Very slight erythema (score 1) was noted in all animals of the 10 and 25% dose groups after the second dose administration. After the third dose administration, very slight erythema (score 1) was noted in all animals of the 5 and 10% groups. All mice of the 25% dose group showed well defined erythema (score 2) on study Day 3 and very slight erythema (score 1) on study Day 4. By Day 5, all animals of all groups fully recovered from any local irritation effects. The test item had no effect on body weight development during the study.

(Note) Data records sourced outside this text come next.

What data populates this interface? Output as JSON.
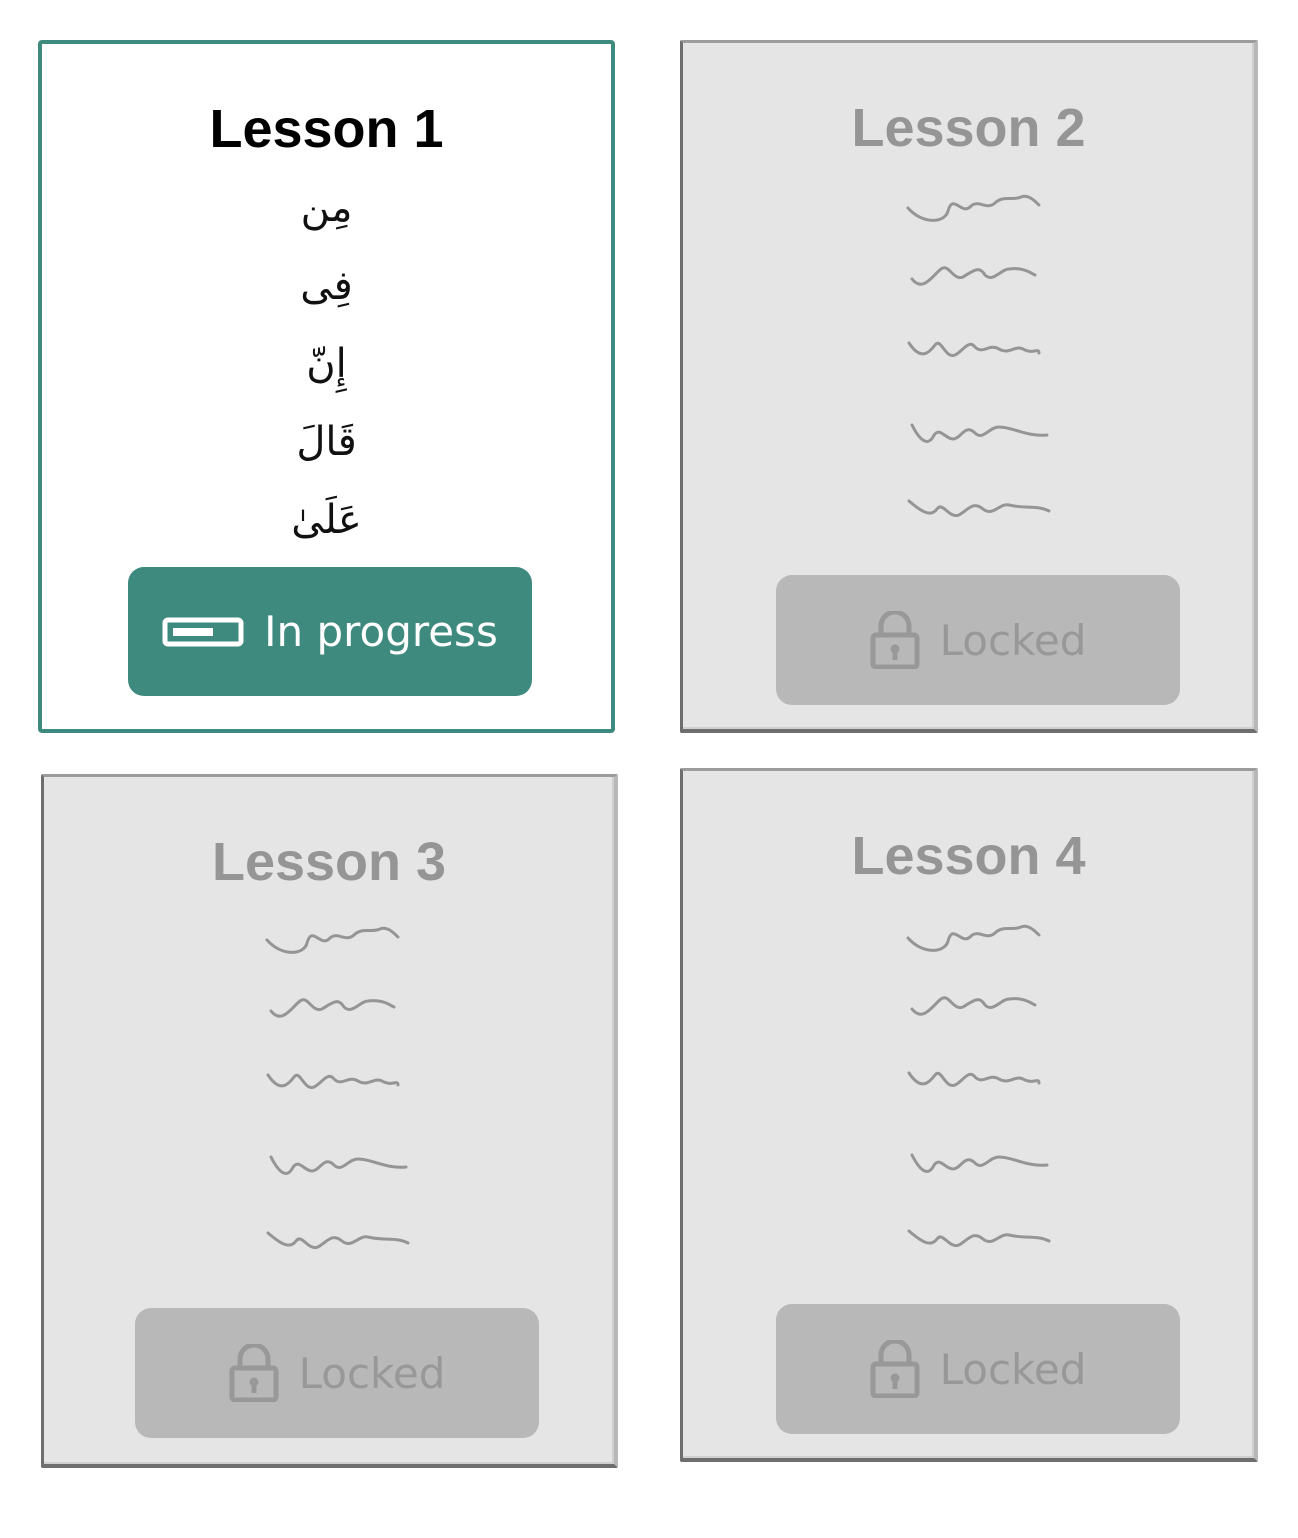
{
  "lessons": [
    {
      "title": "Lesson 1",
      "words": [
        "مِن",
        "فِى",
        "إِنّ",
        "قَالَ",
        "عَلَىٰ"
      ],
      "status": {
        "label": "In progress",
        "icon": "progress-bar-icon"
      }
    },
    {
      "title": "Lesson 2",
      "status": {
        "label": "Locked",
        "icon": "padlock-icon"
      }
    },
    {
      "title": "Lesson 3",
      "status": {
        "label": "Locked",
        "icon": "padlock-icon"
      }
    },
    {
      "title": "Lesson 4",
      "status": {
        "label": "Locked",
        "icon": "padlock-icon"
      }
    }
  ],
  "colors": {
    "accent": "#3f8a7e",
    "locked_card": "#e5e5e5",
    "locked_button": "#b8b8b8",
    "locked_text": "#959595"
  }
}
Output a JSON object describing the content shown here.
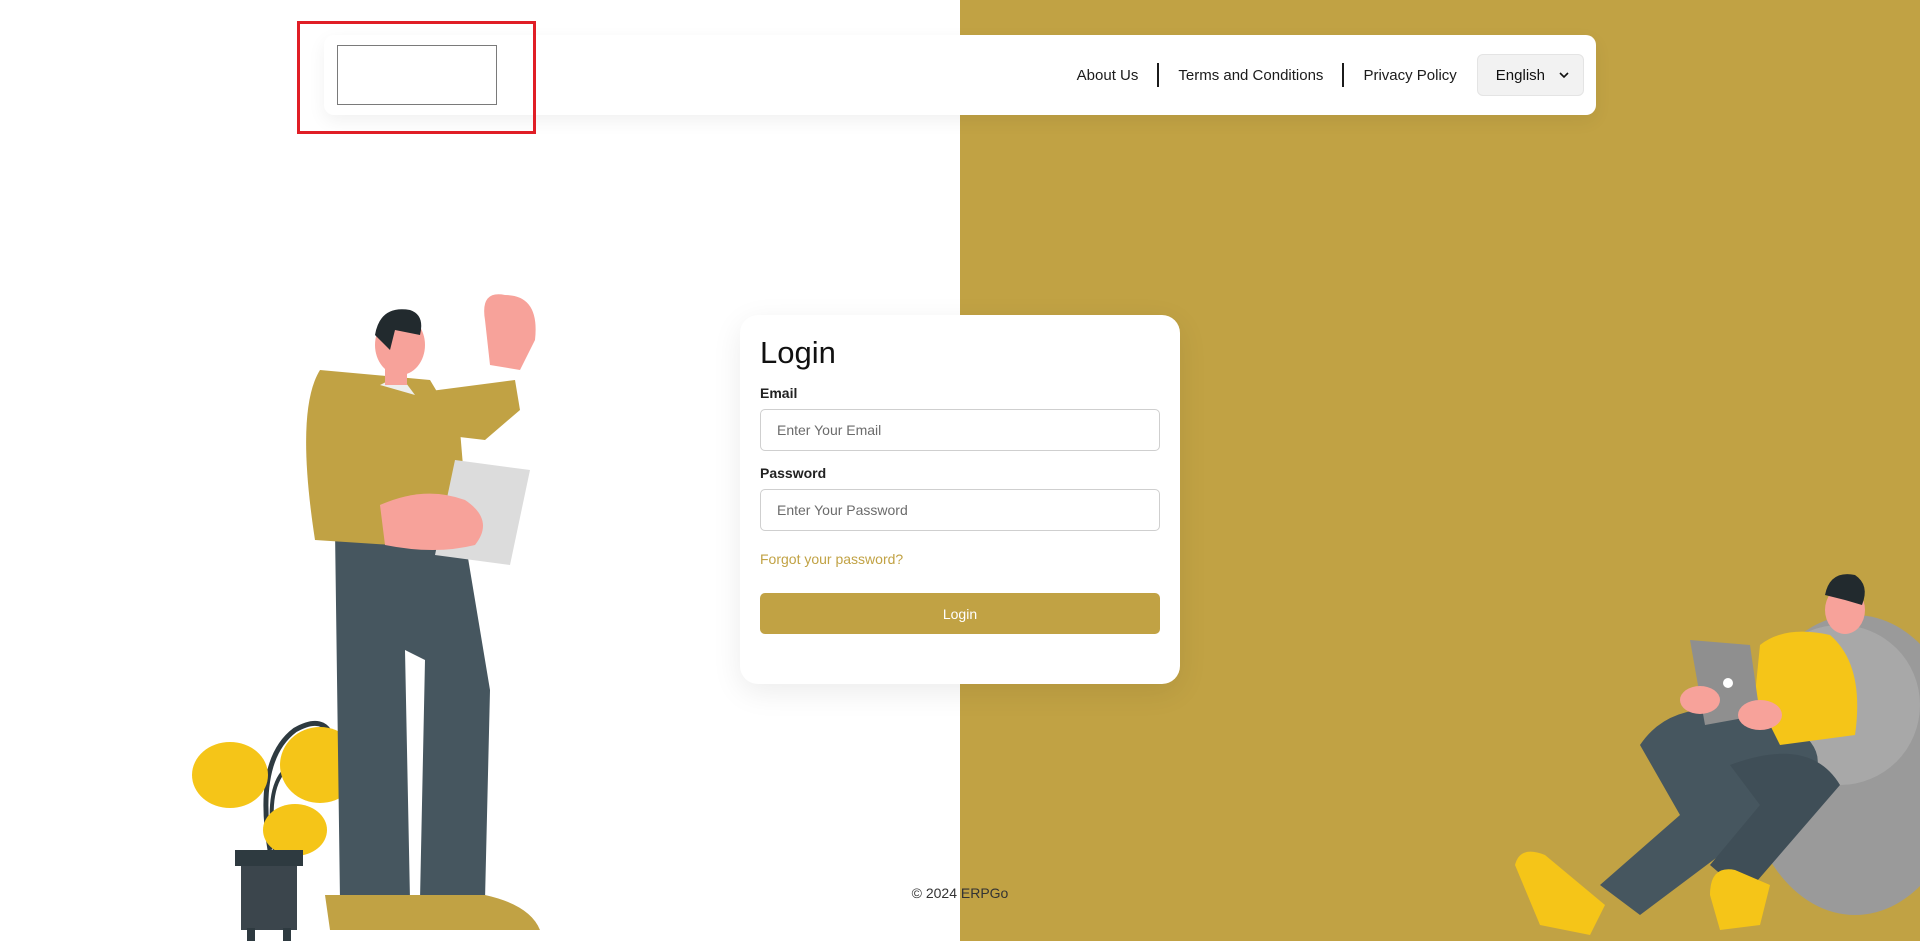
{
  "header": {
    "nav": [
      {
        "label": "About Us"
      },
      {
        "label": "Terms and Conditions"
      },
      {
        "label": "Privacy Policy"
      }
    ],
    "language": {
      "selected": "English"
    }
  },
  "login": {
    "title": "Login",
    "email_label": "Email",
    "email_placeholder": "Enter Your Email",
    "email_value": "",
    "password_label": "Password",
    "password_placeholder": "Enter Your Password",
    "password_value": "",
    "forgot_link": "Forgot your password?",
    "submit_label": "Login"
  },
  "footer": {
    "copyright": "© 2024 ERPGo"
  },
  "colors": {
    "accent": "#c1a244",
    "highlight": "#e01e26",
    "text": "#1b1b1b"
  },
  "icons": {
    "language_dropdown": "chevron-down-icon"
  }
}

Stimulation indices (SI values), obtained for the test item were 0.89, 0.72 and 0.61% at 5, 10 and 25% (v/v), respectively. As the SI values were below the threshold of 3, no EC3 values were calculated. The experiment with the positive control alpha-hexyl-cinnamaldehyde gave a significant response (SI value 8.19) at 25%, confirming the validity of the protocol used for this study.

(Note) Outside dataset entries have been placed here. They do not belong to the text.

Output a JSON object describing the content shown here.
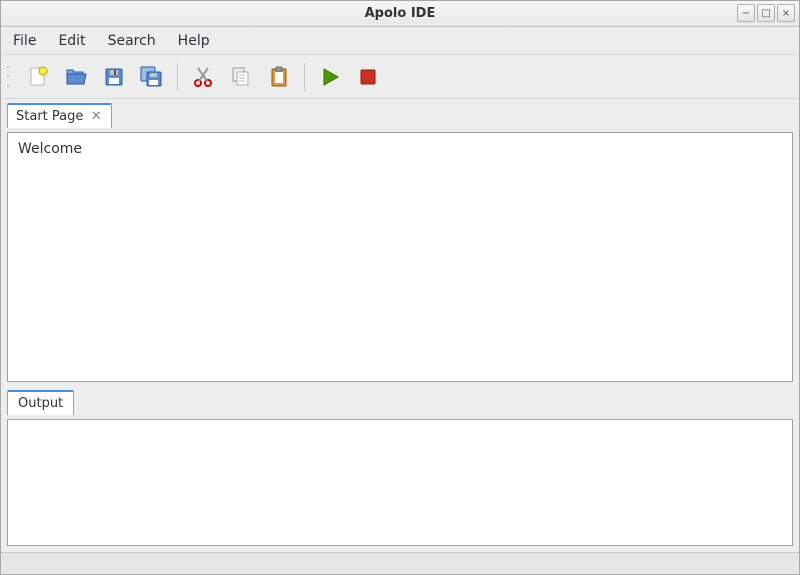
{
  "title": "Apolo IDE",
  "menubar": {
    "file": "File",
    "edit": "Edit",
    "search": "Search",
    "help": "Help"
  },
  "toolbar": {
    "new": "new-file",
    "open": "open-file",
    "save": "save",
    "saveall": "save-all",
    "cut": "cut",
    "copy": "copy",
    "paste": "paste",
    "run": "run",
    "stop": "stop"
  },
  "tabs": {
    "startpage": "Start Page"
  },
  "editor": {
    "welcome": "Welcome"
  },
  "bottom_tabs": {
    "output": "Output"
  },
  "window_controls": {
    "min": "−",
    "max": "□",
    "close": "×"
  }
}
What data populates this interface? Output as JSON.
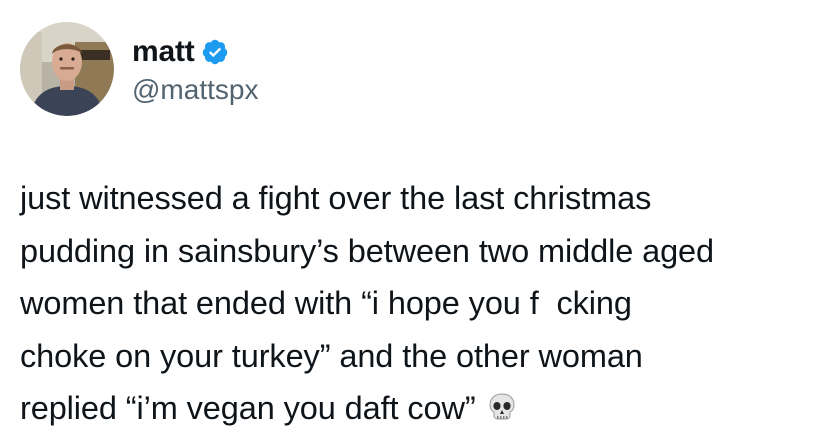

Under the conditions of the test, N,N-Bis-(trimethylsilyl)urea is not considered to have a skin sensitising potential.


 


Conclusion:


Based on the results of one in vivo study (LLNA), the test item N,N-Bis-(trimethylsilyl)urea is considered not to be a skin sensitiser. The result is supported by a KeratinoSensTM in vitro assay, in which a negative result for skin sensitisation was obtained.

Respiratory sensitisation

Endpoint conclusion
Endpoint conclusion:
no study available

Justification for classification or non-classification

The available data on skin sensitisation do not meet the criteria for classification according to Regulation (EC) No. 1272/2008, and are therefore conclusive but not sufficient for classification.